In March 19 IssueBy Greg WellsTimes Journal Managing Editor
The 120-ton crane that contractors say they will use to dig the trench for the diaphragm wall in Wolf Creek Dam has been constructed. It is waiting for improvements to the work platform to be completed before it is moved out to begin work on a portion of the dam.
Daniel Koziol, the lead technical engineer for Triviicos-Soletanche, said they have been widening of the work platform, and readying a section of a trench, with reinforced concrete guide-walls, in the platform between lines of the grout holes previously installed.
Koziol said the guide-walls will do just as their name implies, guide the equipment down into the earthen portion of the dam.
He explained that clamshell buckets will be used to dig down to a level in the dam where the pumps will not be pumping uphill to the digging head.
Koziol showed off the specially designed hydro-mill heads, which when assembled is taller than a house.
"This one turns like this, toward the center and the other side turns also to the center and the fluid flows around pushing the spoils up to the pipe," Kaziol said.
Where all the equipment is being staged, they are installing the apparatus of a separator on the pits they completed last week for extracting the dirt and rock from the liquid slurry that will be used to lubricate the cutting.
Three of the six ponds for holding that cutting lubricant are nearing completion.
The engineer explained that they will dig every other shaft along the slit trench and leave the cutting fluid in place to maintain the trench until the other crane will place concrete in that hole.
He said they will pump in the concrete from the bottom of the hole, pulling up and disassembling the delivery pipe as they force in the concrete, and displace the cutting fluid.

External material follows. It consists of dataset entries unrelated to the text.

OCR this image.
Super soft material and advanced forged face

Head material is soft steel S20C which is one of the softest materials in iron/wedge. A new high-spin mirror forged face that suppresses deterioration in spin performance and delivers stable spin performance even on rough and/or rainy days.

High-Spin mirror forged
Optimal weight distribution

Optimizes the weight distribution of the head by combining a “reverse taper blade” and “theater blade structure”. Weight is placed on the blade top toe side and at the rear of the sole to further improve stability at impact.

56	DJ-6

After a section of borings have been completed and hardened, Kaziol explained they will come back and dig out and concrete in the shafts that were passed up previously; thereby completing the wall.
As to what else has been going on at the dam Allison Jarrett with the Nashville district of the Corps the contractor has been installing more instruments to monitor the dam as they proceed with grouting and installing the wall within the dam.
William Flicknger, an on-site engineer for the Corps said a great deal of work has gone into putting in a new access for Ray Mann Road and to widening the work platform on the upstream side of the dam.
He said the new road is to keep construction equipment and private cars as separate as possible, to keep risk of a collision to a minimum.
Flicknger said the widening of the work platform by about 18 feet has required moving a great deal of rock from the old Halcomb's Landing area to the work area on the side of the dam.
In recent weeks the face of the dam has begun to change, and more recently more and more equipment has been arriving at the site. Just this week the offices for the contractor, Triviicos-Soletanche, arrived and are being assembled.
Equipment is still coming in to do the work, and they are still hiring the people they will need to do that work.
Staff in the company's office said they have been hiring workers locally, but noted that the company needs workers with very specific skill sets.
The Corps' engineer, Flicknger, said the general contractor has been hiring local firms to do the sub-contracting work and they are taking on local works where possible to complete the 3-5 years work repairing Wolf Creek Dam.